スコットランドの独立問題は人々の注目の的ですが、スコットランドが独立を要求する理由を知っている人、国外にいながらスコットランドが置かれている今の状況を把握している人は、そう多くはないでしょう。
スコットランド自治政府のニコラ・スタージョン首相は、ここに来てスコットランド独立の是非を問う住民投票の実施を要求し始めています。投票が行われる時期は、2018年の秋ではないかとの説が有力です。ロンドン(英国政府)・ブリュッセル(EU本部)間のブレグジット交渉において、せめてスコットランドだけでも(現時点でその見込みは薄いものの、テレーザ・メイ政権が考え直すならば英国全体も?)欧州単一市場には留まることになるのか否か、それまでには目星が付くことになるでしょう。
イギリスとは異なり、スコットランド人の多くはブレグジット住民投票で反対票を投じることで、我々は欧州の一員で居続けるべし、最低でもEUと商取引ができる立場を固辞すべしとの立場を表明しました。 英国からの独立の是非を問う2度目の投票を行なわない場合、これはエディンバラの自治政府が出す最低条件となります(55パーセント対45パーセントという僅差で敗退した2014年9月の投票結果を受けて)。当然ながら、首相のテリーザ・メイは(当初のデヴィッド・キャメロンのように)スコットランド住民投票を認可することになるでしょう。これを拒否すれば、20年分の歴史の後退によって不信感を煽り、引いてはスコットランドとの正面衝突をも免れなくなるからです。
ロンドン側としては、住民投票の可能性を明白には否定していないものの、欧州連合との「離婚」交渉の成立後まで、その日程をできる限り引き延ばそうとしています。しかしスコットランドが2度目の投票を行う勇気はなく、虚勢を張っているだけだという見方は徐々に信ぴょう性を失いつつあります。1年以内には答えが出るはずなので、私たちはその行方を興味深く見守っていきましょう。
「スコットランドは独立国家になるべきか?」このテーマは、数か月、いや数年にわたって人々の議論の的となって来ました。
2018年の投票を政府が発表して以来、両陣営からは様々な選挙キャンペーンが展開されています。著名人や英国寄りの考えの持ち主が“Let’s Stay Together(レッツ・ステイ・トゥゲザー)”という大規模スローガンを展開する一方で、独立推進派は”Yes Scotland(イエス、スコットランド)“と銘打ったキャンペーンを張って同名の党を支援しています。
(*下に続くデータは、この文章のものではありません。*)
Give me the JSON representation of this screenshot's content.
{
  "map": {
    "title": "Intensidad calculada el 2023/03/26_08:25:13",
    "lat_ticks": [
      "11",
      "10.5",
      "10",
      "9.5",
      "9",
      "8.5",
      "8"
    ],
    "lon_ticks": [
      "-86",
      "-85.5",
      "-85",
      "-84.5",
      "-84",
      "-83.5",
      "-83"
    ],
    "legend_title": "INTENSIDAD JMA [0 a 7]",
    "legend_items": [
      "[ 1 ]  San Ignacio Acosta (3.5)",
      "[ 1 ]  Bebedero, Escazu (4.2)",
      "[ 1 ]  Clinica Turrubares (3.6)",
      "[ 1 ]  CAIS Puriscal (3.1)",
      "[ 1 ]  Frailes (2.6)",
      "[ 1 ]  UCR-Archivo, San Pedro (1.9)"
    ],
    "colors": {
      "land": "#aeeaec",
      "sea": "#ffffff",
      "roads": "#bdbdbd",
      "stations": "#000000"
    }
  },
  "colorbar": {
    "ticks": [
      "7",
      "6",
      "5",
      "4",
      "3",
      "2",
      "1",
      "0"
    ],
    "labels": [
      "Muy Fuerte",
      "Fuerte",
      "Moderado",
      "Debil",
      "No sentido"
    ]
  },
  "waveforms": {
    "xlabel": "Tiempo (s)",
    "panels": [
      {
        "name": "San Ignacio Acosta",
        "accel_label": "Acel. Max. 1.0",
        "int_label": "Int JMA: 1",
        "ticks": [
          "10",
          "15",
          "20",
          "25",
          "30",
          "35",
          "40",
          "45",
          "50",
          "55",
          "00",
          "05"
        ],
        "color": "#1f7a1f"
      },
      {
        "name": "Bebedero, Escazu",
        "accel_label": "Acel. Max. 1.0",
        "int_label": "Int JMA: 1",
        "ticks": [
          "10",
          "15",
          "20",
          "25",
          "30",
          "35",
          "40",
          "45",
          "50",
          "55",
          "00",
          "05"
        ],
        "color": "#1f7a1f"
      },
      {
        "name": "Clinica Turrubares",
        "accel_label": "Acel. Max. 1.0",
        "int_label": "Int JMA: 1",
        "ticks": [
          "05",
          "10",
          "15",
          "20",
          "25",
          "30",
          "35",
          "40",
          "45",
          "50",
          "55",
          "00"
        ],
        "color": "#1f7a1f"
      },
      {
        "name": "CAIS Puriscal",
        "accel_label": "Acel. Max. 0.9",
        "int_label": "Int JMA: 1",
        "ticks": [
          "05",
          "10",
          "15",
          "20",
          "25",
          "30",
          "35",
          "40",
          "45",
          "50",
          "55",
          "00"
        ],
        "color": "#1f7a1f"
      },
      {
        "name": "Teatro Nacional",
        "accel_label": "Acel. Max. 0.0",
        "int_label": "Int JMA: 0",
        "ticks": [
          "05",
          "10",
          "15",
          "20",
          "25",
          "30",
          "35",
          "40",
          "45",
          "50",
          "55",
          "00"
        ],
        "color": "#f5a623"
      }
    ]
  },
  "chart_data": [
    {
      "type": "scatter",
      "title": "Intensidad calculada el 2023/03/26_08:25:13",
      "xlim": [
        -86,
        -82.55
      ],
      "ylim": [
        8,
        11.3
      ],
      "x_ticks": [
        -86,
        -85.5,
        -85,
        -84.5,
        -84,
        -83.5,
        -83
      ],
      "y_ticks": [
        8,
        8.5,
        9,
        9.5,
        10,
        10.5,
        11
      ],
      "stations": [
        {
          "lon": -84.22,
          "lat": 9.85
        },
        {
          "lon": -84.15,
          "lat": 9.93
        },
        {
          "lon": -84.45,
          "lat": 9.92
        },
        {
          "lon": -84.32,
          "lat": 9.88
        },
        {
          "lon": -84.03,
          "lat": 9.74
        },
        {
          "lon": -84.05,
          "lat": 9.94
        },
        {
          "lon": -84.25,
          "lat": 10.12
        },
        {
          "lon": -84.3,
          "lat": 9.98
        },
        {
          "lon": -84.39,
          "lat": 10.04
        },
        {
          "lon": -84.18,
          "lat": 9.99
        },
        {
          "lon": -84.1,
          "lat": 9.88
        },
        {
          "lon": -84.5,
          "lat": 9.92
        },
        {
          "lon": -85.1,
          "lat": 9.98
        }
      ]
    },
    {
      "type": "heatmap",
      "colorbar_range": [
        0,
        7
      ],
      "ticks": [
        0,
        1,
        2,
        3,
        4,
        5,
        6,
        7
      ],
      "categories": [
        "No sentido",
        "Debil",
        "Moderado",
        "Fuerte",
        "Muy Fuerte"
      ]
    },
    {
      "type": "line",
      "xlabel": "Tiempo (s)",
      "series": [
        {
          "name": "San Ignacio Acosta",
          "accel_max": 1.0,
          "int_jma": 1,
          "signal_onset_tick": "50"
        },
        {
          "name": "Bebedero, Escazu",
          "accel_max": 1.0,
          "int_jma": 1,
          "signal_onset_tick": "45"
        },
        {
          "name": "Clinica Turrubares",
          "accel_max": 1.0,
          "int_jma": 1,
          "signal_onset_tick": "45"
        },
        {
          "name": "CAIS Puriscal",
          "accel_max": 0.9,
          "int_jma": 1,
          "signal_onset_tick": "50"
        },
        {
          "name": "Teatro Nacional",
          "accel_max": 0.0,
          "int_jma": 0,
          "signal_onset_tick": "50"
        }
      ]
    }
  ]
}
何年か前にエディンバラ城の背後の丘に巨大な”Yes“の文字を掲げて話題になった女性がいたので、聞いたことがある人もいるかもしれません。
2014年の投票ではスコットランドが英国の一部として留まることになりましたが、最終結果が出るまで、結果は予測不能でした。
80パーセントを超える歴史的な投票率の中、独立反対の票を投じたスコットランド人は55パーセントのみ。投票者数の中には、かつて投票というものをしたことがない人たち、何年も選挙に参加しなかった人たちも含まれます。
16~17歳の若者たちに初めて投票権が与えられたという点でも、この選挙は歴史的に有意義な出来事でした。現代のスコットランドにおいてこの投票がいかに重要であったか、このことからも分かりますよね。
政治だけでなく、映画「ブレイブハート」を観て独立を夢想していた人々にも、この投票は“Scottish awakening(スコットランドの目覚め)”をもたらしました。イギリス労働党はこの一連の流れを受けて「連帯」を強調した政策を打ち出し、英国の異なる地域間の断絶意識を緩和しようとしています。
とにもかくにも、この投票は英国政治の未来予想図を書き換えるものでした。新しい年にさらなる変化が待ち受けているのかどうか、今はまだ誰にも分かりません。